От всего этого у меня неприятно шевелится
что– то внизу живота.
Скамейка на улице Мира вспомнит тепло
Наших вчерашних тел,
Вздрогнув от отвращения.
Все, конечно, было совсем не так. Это она меня заблокировала, улицу Мира и отвращение я выдумал, а еще – она никогда не была красноречива. Но чего не напишешь ради красного словца, правда? Впрочем, этот порыв бесполезной энергии, порожденной, конечно, не любовью, а желанием паразитировать на своих неудачах, все равно вышел ужасно. Я смял лист с неровным телом стиха и без сожалений отправил его в мусорную корзину. Не люблю вымученное. Настоящие стихи пишутся так, словно их пишет кто угодно, только не ты: они сами то ли просачиваются из кожи, то ли вытягиваются из тела, как будто тебе снимают швы. Неприятно, больно, но потом – свобода.
Погода сегодня выдалась премерзкая: бесконечный вялый дождь постукивал по отливу окна моего кабинета до самого вечера. После пяти часов стекла задрожали от первой весенней грозы. Весь март был уныло– снежен, и до середины апреля стояла холодная погода, а чувства мои тем временем разгорались летним пожарищем. Наступило долгожданное тепло, и меня совсем накрыло, а она наоборот – остыла. Я представил ее голую, лежащую на кровати, прохладную и твердую наощупь, как старая еда из холодильника, а душа ее была еще хуже – скудные хлебные крошки. Я все пытался отвлечься, оскверняя ее образ, но от этого только острее ощутил безразличие всего вокруг к моей маленькой трагедии. Маленькая трагедия казалась катастрофой вселенского масштаба. Все мы иногда воображаем себя самыми несчастными людьми во вселенной, но думать, что другие не доросли до наших чувств – большое заблуждение. Вот так оно и пишется у поэтов: вот я, а вот моя печаль– тоска размером с земной шар, а то и с Юпитер.

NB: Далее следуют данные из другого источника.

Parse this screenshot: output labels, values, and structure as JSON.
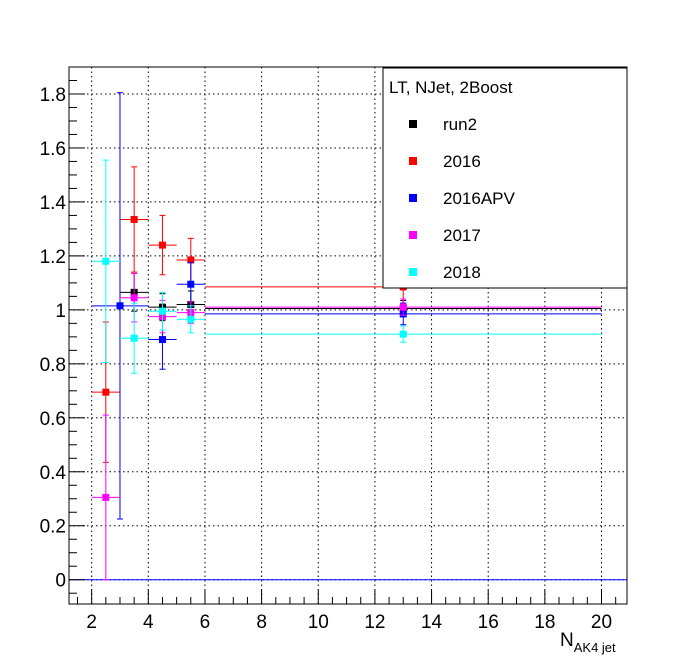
{
  "chart_data": {
    "type": "scatter",
    "title": "",
    "xlabel_main": "N",
    "xlabel_sub": "AK4 jet",
    "ylabel": "",
    "xlim": [
      1.2,
      20.9
    ],
    "ylim": [
      -0.09,
      1.9
    ],
    "grid": true,
    "legend_title": "LT, NJet, 2Boost",
    "legend_position": "top-right",
    "x_ticks": [
      2,
      4,
      6,
      8,
      10,
      12,
      14,
      16,
      18,
      20
    ],
    "y_ticks": [
      0,
      0.2,
      0.4,
      0.6,
      0.8,
      1,
      1.2,
      1.4,
      1.6,
      1.8
    ],
    "x_tick_labels": [
      "2",
      "4",
      "6",
      "8",
      "10",
      "12",
      "14",
      "16",
      "18",
      "20"
    ],
    "y_tick_labels": [
      "0",
      "0.2",
      "0.4",
      "0.6",
      "0.8",
      "1",
      "1.2",
      "1.4",
      "1.6",
      "1.8"
    ],
    "reference_line_y": 0,
    "series": [
      {
        "name": "run2",
        "color": "#000000",
        "points": [
          {
            "x": 3.5,
            "xerr": 0.5,
            "y": 1.065,
            "yerr": 0.07
          },
          {
            "x": 4.5,
            "xerr": 0.5,
            "y": 1.01,
            "yerr": 0.05
          },
          {
            "x": 5.5,
            "xerr": 0.5,
            "y": 1.02,
            "yerr": 0.05
          },
          {
            "x": 13.0,
            "xerr": 7.0,
            "y": 1.005,
            "yerr": 0.03
          }
        ]
      },
      {
        "name": "2016",
        "color": "#ff0000",
        "points": [
          {
            "x": 2.5,
            "xerr": 0.5,
            "y": 0.695,
            "yerr": 0.26
          },
          {
            "x": 3.5,
            "xerr": 0.5,
            "y": 1.335,
            "yerr": 0.195
          },
          {
            "x": 4.5,
            "xerr": 0.5,
            "y": 1.24,
            "yerr": 0.11
          },
          {
            "x": 5.5,
            "xerr": 0.5,
            "y": 1.185,
            "yerr": 0.08
          },
          {
            "x": 13.0,
            "xerr": 7.0,
            "y": 1.085,
            "yerr": 0.06
          }
        ]
      },
      {
        "name": "2016APV",
        "color": "#0000ff",
        "points": [
          {
            "x": 3.0,
            "xerr": 1.0,
            "y": 1.015,
            "yerr": 0.79
          },
          {
            "x": 4.5,
            "xerr": 0.5,
            "y": 0.89,
            "yerr": 0.11
          },
          {
            "x": 5.5,
            "xerr": 0.5,
            "y": 1.095,
            "yerr": 0.08
          },
          {
            "x": 13.0,
            "xerr": 7.0,
            "y": 0.985,
            "yerr": 0.04
          }
        ]
      },
      {
        "name": "2017",
        "color": "#ff00ff",
        "points": [
          {
            "x": 2.5,
            "xerr": 0.5,
            "y": 0.305,
            "yerr": 0.305
          },
          {
            "x": 3.5,
            "xerr": 0.5,
            "y": 1.045,
            "yerr": 0.09
          },
          {
            "x": 4.5,
            "xerr": 0.5,
            "y": 0.975,
            "yerr": 0.06
          },
          {
            "x": 5.5,
            "xerr": 0.5,
            "y": 0.99,
            "yerr": 0.04
          },
          {
            "x": 13.0,
            "xerr": 7.0,
            "y": 1.01,
            "yerr": 0.03
          }
        ]
      },
      {
        "name": "2018",
        "color": "#00ffff",
        "points": [
          {
            "x": 2.5,
            "xerr": 0.5,
            "y": 1.18,
            "yerr": 0.375
          },
          {
            "x": 3.5,
            "xerr": 0.5,
            "y": 0.895,
            "yerr": 0.13
          },
          {
            "x": 4.5,
            "xerr": 0.5,
            "y": 0.995,
            "yerr": 0.07
          },
          {
            "x": 5.5,
            "xerr": 0.5,
            "y": 0.965,
            "yerr": 0.05
          },
          {
            "x": 13.0,
            "xerr": 7.0,
            "y": 0.91,
            "yerr": 0.03
          }
        ]
      }
    ]
  }
}
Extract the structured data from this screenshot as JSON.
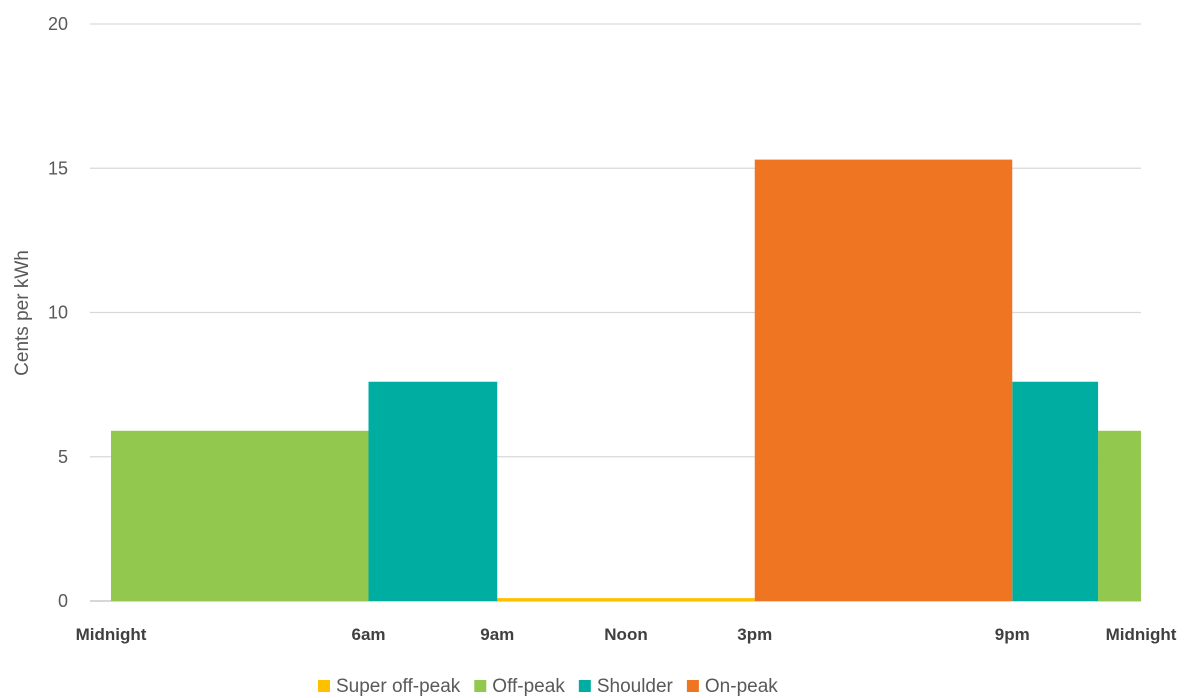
{
  "chart_data": {
    "type": "bar",
    "title": "",
    "xlabel": "",
    "ylabel": "Cents per kWh",
    "ylim": [
      0,
      20
    ],
    "y_ticks": [
      0,
      5,
      10,
      15,
      20
    ],
    "x_range_hours": [
      0,
      24
    ],
    "x_ticks": [
      {
        "hour": 0,
        "label": "Midnight"
      },
      {
        "hour": 6,
        "label": "6am"
      },
      {
        "hour": 9,
        "label": "9am"
      },
      {
        "hour": 12,
        "label": "Noon"
      },
      {
        "hour": 15,
        "label": "3pm"
      },
      {
        "hour": 21,
        "label": "9pm"
      },
      {
        "hour": 24,
        "label": "Midnight"
      }
    ],
    "grid": true,
    "legend_position": "bottom",
    "series": [
      {
        "name": "Super off-peak",
        "color": "#FFC000",
        "segments": [
          {
            "start_hour": 9,
            "end_hour": 15,
            "value": 0.1
          }
        ]
      },
      {
        "name": "Off-peak",
        "color": "#92C84D",
        "segments": [
          {
            "start_hour": 0,
            "end_hour": 6,
            "value": 5.9
          },
          {
            "start_hour": 23,
            "end_hour": 24,
            "value": 5.9
          }
        ]
      },
      {
        "name": "Shoulder",
        "color": "#00ADA1",
        "segments": [
          {
            "start_hour": 6,
            "end_hour": 9,
            "value": 7.6
          },
          {
            "start_hour": 21,
            "end_hour": 23,
            "value": 7.6
          }
        ]
      },
      {
        "name": "On-peak",
        "color": "#F07522",
        "segments": [
          {
            "start_hour": 15,
            "end_hour": 21,
            "value": 15.3
          }
        ]
      }
    ]
  }
}
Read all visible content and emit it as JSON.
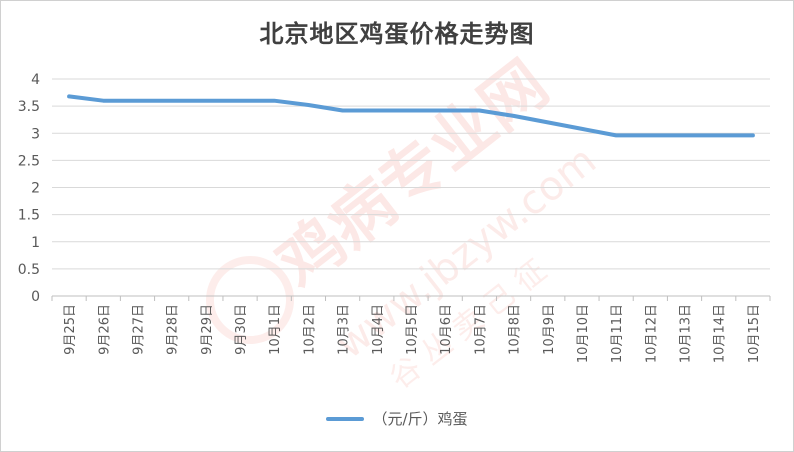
{
  "chart_data": {
    "type": "line",
    "title": "北京地区鸡蛋价格走势图",
    "xlabel": "",
    "ylabel": "",
    "categories": [
      "9月25日",
      "9月26日",
      "9月27日",
      "9月28日",
      "9月29日",
      "9月30日",
      "10月1日",
      "10月2日",
      "10月3日",
      "10月4日",
      "10月5日",
      "10月6日",
      "10月7日",
      "10月8日",
      "10月9日",
      "10月10日",
      "10月11日",
      "10月12日",
      "10月13日",
      "10月14日",
      "10月15日"
    ],
    "series": [
      {
        "name": "（元/斤）鸡蛋",
        "values": [
          3.68,
          3.6,
          3.6,
          3.6,
          3.6,
          3.6,
          3.6,
          3.52,
          3.42,
          3.42,
          3.42,
          3.42,
          3.42,
          3.32,
          3.2,
          3.08,
          2.96,
          2.96,
          2.96,
          2.96,
          2.96
        ],
        "color": "#5b9bd5"
      }
    ],
    "ylim": [
      0,
      4
    ],
    "yticks": [
      "0",
      "0.5",
      "1",
      "1.5",
      "2",
      "2.5",
      "3",
      "3.5",
      "4"
    ],
    "grid": true,
    "legend_position": "bottom"
  },
  "watermark": {
    "text_main": "鸡病专业网",
    "text_url": "www.jbzyw.com",
    "text_sign": "谷 丛 卖 己 征",
    "color": "#e84a3a"
  }
}
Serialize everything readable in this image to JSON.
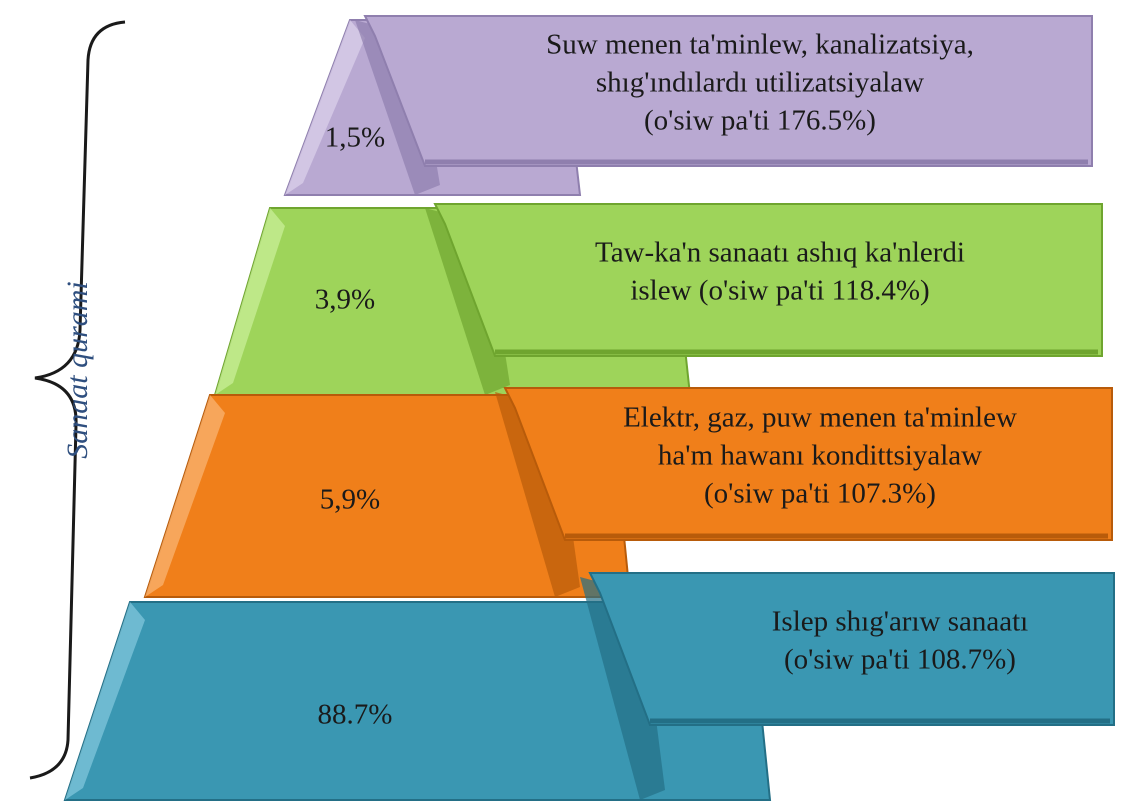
{
  "brace_label": "Sanaat qurami",
  "tiers": [
    {
      "percent": "1,5%",
      "lines": [
        "Suw menen ta'minlew, kanalizatsiya,",
        "shıg'ındılardı utilizatsiyalaw",
        "(o'siw pa'ti  176.5%)"
      ]
    },
    {
      "percent": "3,9%",
      "lines": [
        "Taw-ka'n  sanaatı ashıq ka'nlerdi",
        "islew (o'siw pa'ti 118.4%)"
      ]
    },
    {
      "percent": "5,9%",
      "lines": [
        "Elektr, gaz, puw menen ta'minlew",
        "ha'm hawanı kondittsiyalaw",
        "(o'siw pa'ti  107.3%)"
      ]
    },
    {
      "percent": "88.7%",
      "lines": [
        "Islep shıg'arıw sanaatı",
        " (o'siw pa'ti 108.7%)"
      ]
    }
  ]
}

Я теребил замызганный лепесток жалюзи и смотрел на однотонный мир по ту сторону окна, рябящий от серебряных нитей мороси. Я несколько раз дыхнул на стекло, пока на нем не образовался нежный белый одуванчик, напоминающий мне пушистую плесень, которую я обычно находил на недельном батоне. В порыве непростительной для мужчины сентиментальности я рисовал на запотевшем кусочке стекла звезды и среди них первую букву ее имени, «М». И вот именно в тот момент ко мне и прилетело неприятное известие, после чего я стер со стекла не только инициал, но и всю ее из своей жизни. «Какого хрена?!», злобно возопил я, от досады растеряв все достойные словеса. Очень, очень паршивый день. Я не удостоился даже личной аудиенции: на тебе сообщение в мессенджер, пискнувшее полузадушено, как петух, лишающийся головы. А потом этот петух еще час бегал по кабинету, истекая кровью, в агонии, с уродливой дырой в шее, мол, смотри на меня, все хорошее кончено, она отсекла тебя легким движением. Это крайне невежливо. Не делайте так никогда и ни с кем, друзья мои, будь вы мужчиной или женщиной, неважно. Честность – лучшее, что придумало человечество, хотя это довольно жестокая вещь. Я полвечера пытался себя утешить тем, что она просто очередная красивая дура. Она была малограмотной, как моя прабабушка, рожденная до революции, которую насильно заставляли посещать уроки в сельской школе. Мариночка демонстрировала чудеса интеллекта: тут словечко, там словечко, а в итоге – лингвистическая ересь. Может быть, поэтому у нас ничего не вышло (я– то человек образованный и не по годам мудрый).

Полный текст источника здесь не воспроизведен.